По дороге к дому они остановились возле магазина и запаслись продуктами на неделю. Бюджет Терояна начинал давать заметные трещины, и он подумал, что вскоре одной его пенсии может уже и не хватить на двоих. Хорошо еще, что оставалось несколько тысяч долларов в банке. Но потом, когда все закончится, надо будет подыскивать какую-нибудь работу. Можно устроиться преподавателем в Военно-медицинскую Академию, связи есть. «Когда все закончится…», — поймал он себя на мысли. Что закончится, когда, для кого? Для Глории, для него? Почему он решил, с такой чисто мужской эгоцентричностью, что, поправившись, обретя память, вспомнив своих родных и близких, она останется жить у него? Как бы они ни привыкли за это время друг к другу. Возможно, у нее действительно существует где-то муж, или жених, или просто верный друг, которого она до сих пор любила, а может быть, и продолжает неосознанно любить, и который ждет ее, ищет, мучается? «Ты слишком самоуверен, — сказал себе Тероян. — Что за глупые мечты тобой овладели?» Он нахмурился, крепче сжимая руль и чувствуя, как девушка испытующе смотрит на него, словно угадывает его мысли.
В квартире перед дверью ожидал сюрприз. Уходя, Тероян на всякий случай установил маленькую ловушку — закрепил нитку между дверной ручкой и коробкой, сейчас она валялась на полу.
— Побудьте пока здесь, — предупредил Глорию Тероян. — В случае чего бегите вниз.
Сам он осторожно вставил ключ в замочную скважину и тихо отворил дверь. Вторая ловушка — шелковая зеленая нить на зеленом же паласе оказалась нетронутой. Она так и лежала, вытянутая в струнку, словно докладывала об охране объекта без происшествий. Если кто-то и пытался открыть дверь, то сделать этого снова не смог.
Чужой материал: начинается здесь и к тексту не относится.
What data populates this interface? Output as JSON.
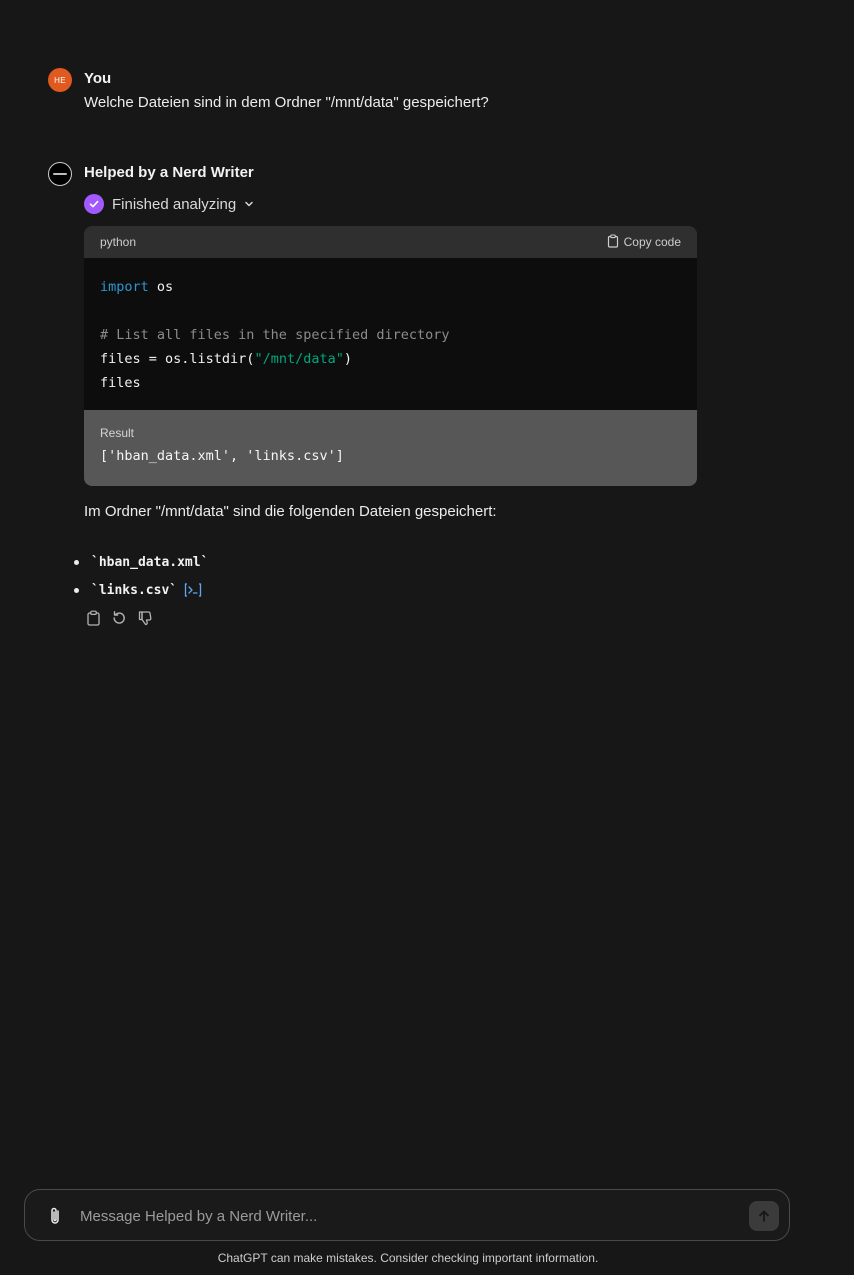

Но Тероян все же медленно прошелся по всем комнатам, заглянул в ванную, на кухню. В коридоре он столкнулся с Глорией.
— Я же велел вам оставаться на лестничной клетке, — сердито сказал он. — Что же вы такая упрямая и непослушная!
— А вдруг бы вам потребовалась моя помощь? — возразила девушка.
— И вы решили сложить голову вместе со мной.
— А зачем она будет мне нужна, если я останусь одна?
— С вами невозможно спорить, — Тероян отвернулся, потому что она не отпускала его из своего взгляда. Он чувствовал, что не может долго сердиться на нее, не в силах, девушка стала частью его жизни, и они вместе шли по одной дороге. Надолго ли, до какой развилки?
— Я приготовлю что-нибудь, — услышал он голос Глории. Оставшись один, Тероян позвонил Шелешеву и уточнил место и время встречи. Потом он обернулся на звук шагов и увидел Глорию. Что-то произошло. Она смотрела на него, а глаза ее, чудесные синие глаза были полны слез. И две влажные бороздки пролегли по щекам.
— Боже мой! — произнес Тероян, поднимаясь. — Что еще случилось?
Он подошел к ней и неловко обнял за плечи, стараясь успокоить. Взгляды их встретились.
— Лук, — улыбнулась девушка. — Это всего-навсего несчастный лук, который я резала.